1. A method for recognizing numbers based on deep learning is characterized in that the Chinese pinyin without tones is used as a modeling unit of an acoustic model, a CNN + CTC structure is adopted to construct a deep neural network model from voice to pinyin end, and a CTC decoding algorithm with digital pinyin limiting conditions is adopted to decode after the model is trained, so that the voice numbers are recognized.

2. The method for recognizing numbers based on deep learning of the speech according to claim 1, characterized by comprising the following steps:

s100, collecting audio annotation data, and cleaning and preprocessing the audio annotation data to obtain a Chinese pinyin and a spectrogram without tones;

s200, inputting the two-dimensional matrix of the spectrogram obtained in the step S100 into the acoustic model by taking the Chinese pinyin without tones in the step S100 as a modeling unit of the acoustic model and training the acoustic model by using a CNN + CTC model;

step S300, based on the acoustic model in the step S200, using a CTC decoding algorithm with a digital pinyin limiting condition to carry out maximum decoding, and identifying the voice to be identified to the digital pinyin;

and step S400, obtaining a final Arabic numeral sequence according to the corresponding relation between the digital pinyin and the Arabic numerals.

3. The method for recognizing numbers based on deep learning of claim 2, wherein the step S100 of collecting the audio annotation data is to collect at least 200 hours of chinese phonetic standard data, wherein the chinese phonetic standard data is provided by a plurality of phonetic speakers with equal male and female proportions, and the voice of each phonetic speaker is composed of a plurality of audio segments; each audio clip is used as a sample of the Chinese speech standard data and is provided with corresponding marked Chinese characters.

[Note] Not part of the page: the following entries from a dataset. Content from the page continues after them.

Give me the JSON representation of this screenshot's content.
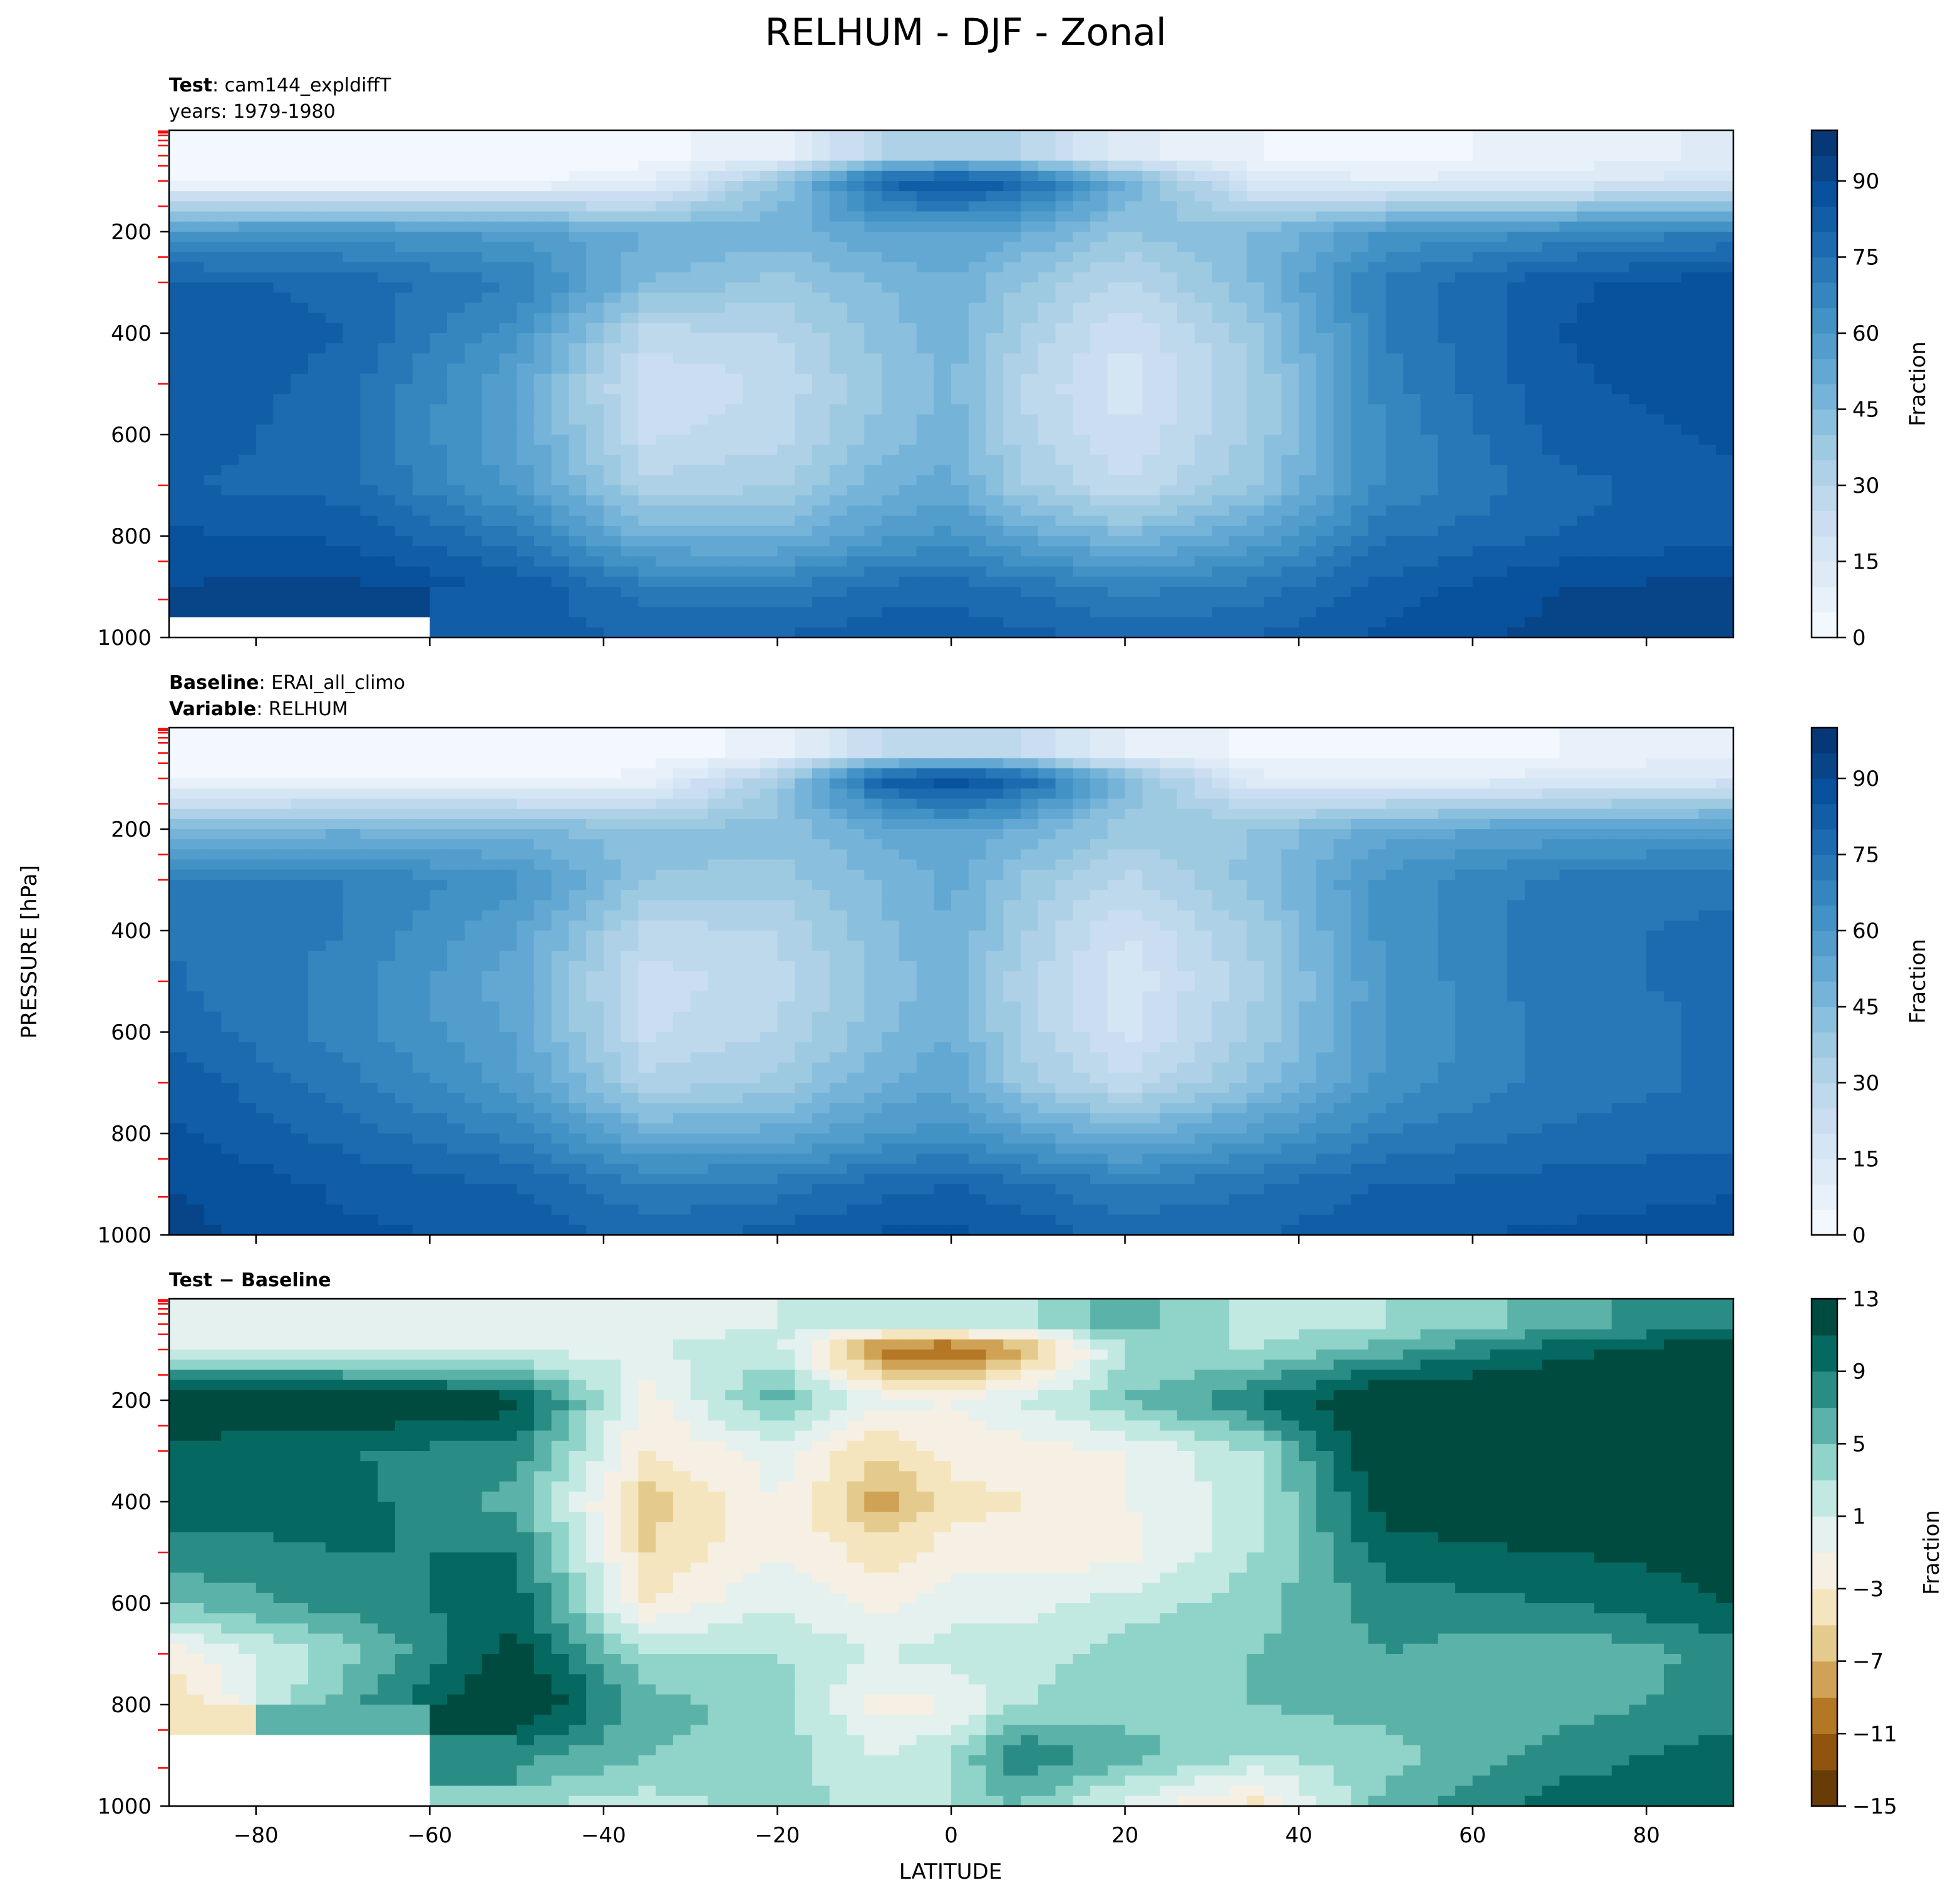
{
  "figure": {
    "title": "RELHUM - DJF - Zonal",
    "ylabel": "PRESSURE [hPa]",
    "xlabel": "LATITUDE"
  },
  "chart_data": [
    {
      "type": "heatmap",
      "panel": "test",
      "title_lines": [
        {
          "bold": "Test",
          "text": ": cam144_expldiffT"
        },
        {
          "bold": "",
          "text": "years: 1979-1980"
        }
      ],
      "x_range": [
        -90,
        90
      ],
      "y_range": [
        1000,
        0
      ],
      "y_ticks": [
        200,
        400,
        600,
        800,
        1000
      ],
      "x_ticks": [
        -80,
        -60,
        -40,
        -20,
        0,
        20,
        40,
        60,
        80
      ],
      "colormap": "Blues",
      "levels_range": [
        0,
        100
      ],
      "colorbar": {
        "label": "Fraction",
        "ticks": [
          0,
          15,
          30,
          45,
          60,
          75,
          90
        ]
      },
      "field_samples": {
        "latitudes": [
          -90,
          -70,
          -50,
          -35,
          -20,
          -8,
          0,
          8,
          20,
          35,
          50,
          70,
          90
        ],
        "pressures": [
          50,
          100,
          200,
          300,
          400,
          500,
          600,
          700,
          800,
          900,
          1000
        ],
        "values": [
          [
            2,
            2,
            2,
            3,
            8,
            30,
            35,
            30,
            12,
            5,
            4,
            6,
            12
          ],
          [
            3,
            3,
            4,
            8,
            40,
            80,
            88,
            80,
            50,
            15,
            10,
            14,
            18
          ],
          [
            60,
            62,
            58,
            50,
            48,
            55,
            55,
            52,
            40,
            45,
            60,
            65,
            70
          ],
          [
            82,
            78,
            70,
            45,
            38,
            45,
            50,
            40,
            28,
            45,
            72,
            84,
            88
          ],
          [
            84,
            80,
            62,
            28,
            30,
            42,
            48,
            35,
            20,
            38,
            70,
            85,
            90
          ],
          [
            85,
            78,
            55,
            20,
            26,
            40,
            46,
            30,
            17,
            35,
            68,
            84,
            88
          ],
          [
            84,
            76,
            55,
            24,
            28,
            42,
            48,
            32,
            20,
            36,
            66,
            82,
            86
          ],
          [
            80,
            78,
            58,
            32,
            34,
            48,
            52,
            36,
            25,
            40,
            66,
            78,
            84
          ],
          [
            86,
            84,
            72,
            48,
            48,
            58,
            62,
            54,
            45,
            55,
            74,
            80,
            84
          ],
          [
            90,
            92,
            84,
            72,
            70,
            76,
            78,
            74,
            68,
            72,
            82,
            90,
            92
          ],
          [
            null,
            null,
            84,
            78,
            80,
            84,
            84,
            82,
            78,
            80,
            86,
            92,
            94
          ]
        ]
      }
    },
    {
      "type": "heatmap",
      "panel": "baseline",
      "title_lines": [
        {
          "bold": "Baseline",
          "text": ": ERAI_all_climo"
        },
        {
          "bold": "Variable",
          "text": ": RELHUM"
        }
      ],
      "x_range": [
        -90,
        90
      ],
      "y_range": [
        1000,
        0
      ],
      "y_ticks": [
        200,
        400,
        600,
        800,
        1000
      ],
      "x_ticks": [
        -80,
        -60,
        -40,
        -20,
        0,
        20,
        40,
        60,
        80
      ],
      "colormap": "Blues",
      "levels_range": [
        0,
        100
      ],
      "colorbar": {
        "label": "Fraction",
        "ticks": [
          0,
          15,
          30,
          45,
          60,
          75,
          90
        ]
      },
      "field_samples": {
        "latitudes": [
          -90,
          -70,
          -50,
          -35,
          -20,
          -8,
          0,
          8,
          20,
          35,
          50,
          70,
          90
        ],
        "pressures": [
          50,
          100,
          200,
          300,
          400,
          500,
          600,
          700,
          800,
          900,
          1000
        ],
        "values": [
          [
            2,
            2,
            2,
            3,
            6,
            25,
            30,
            25,
            10,
            4,
            3,
            5,
            10
          ],
          [
            3,
            3,
            4,
            6,
            35,
            82,
            92,
            82,
            45,
            12,
            8,
            12,
            16
          ],
          [
            45,
            48,
            46,
            42,
            42,
            52,
            55,
            50,
            38,
            40,
            52,
            56,
            58
          ],
          [
            72,
            70,
            62,
            40,
            38,
            45,
            52,
            40,
            28,
            42,
            62,
            72,
            74
          ],
          [
            74,
            70,
            56,
            28,
            30,
            44,
            50,
            36,
            20,
            36,
            62,
            74,
            76
          ],
          [
            76,
            68,
            52,
            22,
            28,
            42,
            48,
            32,
            16,
            34,
            60,
            74,
            76
          ],
          [
            78,
            68,
            54,
            24,
            30,
            44,
            50,
            34,
            18,
            36,
            60,
            72,
            76
          ],
          [
            84,
            72,
            58,
            32,
            36,
            50,
            54,
            38,
            26,
            42,
            62,
            72,
            76
          ],
          [
            86,
            78,
            68,
            50,
            52,
            60,
            62,
            56,
            48,
            58,
            70,
            76,
            78
          ],
          [
            90,
            84,
            80,
            70,
            72,
            78,
            80,
            76,
            70,
            74,
            80,
            82,
            84
          ],
          [
            92,
            86,
            84,
            78,
            82,
            86,
            86,
            84,
            78,
            80,
            84,
            86,
            88
          ]
        ]
      }
    },
    {
      "type": "heatmap",
      "panel": "difference",
      "title_lines": [
        {
          "bold": "Test − Baseline",
          "text": ""
        }
      ],
      "x_range": [
        -90,
        90
      ],
      "y_range": [
        1000,
        0
      ],
      "y_ticks": [
        200,
        400,
        600,
        800,
        1000
      ],
      "x_ticks": [
        -80,
        -60,
        -40,
        -20,
        0,
        20,
        40,
        60,
        80
      ],
      "colormap": "BrBG",
      "levels_range": [
        -15,
        13
      ],
      "colorbar": {
        "label": "Fraction",
        "ticks": [
          -15,
          -11,
          -7,
          -3,
          1,
          5,
          9,
          13
        ]
      },
      "field_samples": {
        "latitudes": [
          -90,
          -70,
          -50,
          -35,
          -20,
          -8,
          0,
          8,
          20,
          35,
          50,
          70,
          90
        ],
        "pressures": [
          50,
          100,
          200,
          300,
          400,
          500,
          600,
          700,
          800,
          900,
          1000
        ],
        "values": [
          [
            0,
            0,
            0,
            0,
            1,
            2,
            2,
            2,
            6,
            2,
            3,
            6,
            9
          ],
          [
            0,
            0,
            0,
            1,
            2,
            -11,
            -12,
            -8,
            3,
            3,
            6,
            10,
            13
          ],
          [
            14,
            14,
            12,
            -2,
            6,
            0,
            -1,
            1,
            5,
            9,
            14,
            14,
            14
          ],
          [
            10,
            9,
            8,
            -3,
            0,
            -5,
            -2,
            -2,
            -1,
            3,
            14,
            14,
            14
          ],
          [
            10,
            10,
            6,
            -6,
            -1,
            -8,
            -4,
            -3,
            -1,
            2,
            12,
            14,
            14
          ],
          [
            8,
            9,
            9,
            -5,
            -1,
            -4,
            -2,
            -2,
            -2,
            3,
            10,
            11,
            12
          ],
          [
            5,
            8,
            10,
            -3,
            1,
            -2,
            0,
            0,
            2,
            4,
            8,
            9,
            11
          ],
          [
            -2,
            4,
            12,
            3,
            3,
            1,
            2,
            2,
            4,
            5,
            7,
            5,
            8
          ],
          [
            -5,
            6,
            14,
            6,
            4,
            -2,
            -1,
            3,
            4,
            5,
            6,
            6,
            8
          ],
          [
            null,
            null,
            8,
            5,
            4,
            1,
            3,
            9,
            6,
            3,
            4,
            8,
            10
          ],
          [
            null,
            null,
            3,
            2,
            4,
            2,
            3,
            5,
            0,
            -4,
            6,
            10,
            10
          ]
        ]
      }
    }
  ],
  "colors": {
    "missing": "#ffffff",
    "red_ticks": "#ff0000",
    "frame": "#000000"
  }
}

4. The method for recognizing numbers based on deep learning of claim 3, wherein the total pronunciation time of each pronunciation speaker is not more than 30 minutes, and one sample of the Chinese phonetic standard data is not more than 30 seconds; the audio format of each sample is a single channel, 16k sample rate, 16 bit depth WAV format.

5. The method for recognizing numbers based on deep learning of claim 3, wherein the step S100 of cleaning and preprocessing the audio annotation data specifically comprises: deleting samples containing non-Chinese system symbols; removing punctuation marks of the marked Chinese characters, wherein if Arabic numerals exist, the marked Chinese characters need to be converted into corresponding Chinese characters; then, uniformly converting the Chinese characters into Chinese pinyin with tones removed; and framing the audio signal of each sample, performing short-time Fourier transform on each frame, and finally forming a spectrogram.

6. The method for recognizing numbers based on deep learning of claim 2, wherein the acoustic model in step S200 is constructed by adding 1 full-connected layer after a 10-layer CNN convolutional neural network.

7. The method for recognizing numbers based on deep learning of claim 2, wherein in step S300, the CTC decoding algorithm with the digital pinyin restriction condition decodes the speech to be recognized maximally, forms paths at all times after decoding and generates the optimal path, and converts the optimal path sequence of the optimal path into the final digital pinyin sequence formed by digital pinyin;

8. The method for recognizing numbers based on deep learning of claim 7, wherein the process of converting the optimal path sequence of the optimal path into the final digital pinyin sequence consisting of digital pinyins is performed according to the following steps:

step S310, if continuous repeated digital pinyin or BLANK appears, merging and then jumping to step S320; if there is no continuous repeated digital pinyin or BLANK, directly jumping to step S320;

step S320, removing all BLANK; if the digital pinyin before and after BLANK is the same, the continuous repetition of the digital pinyin is kept after the BLANK is removed.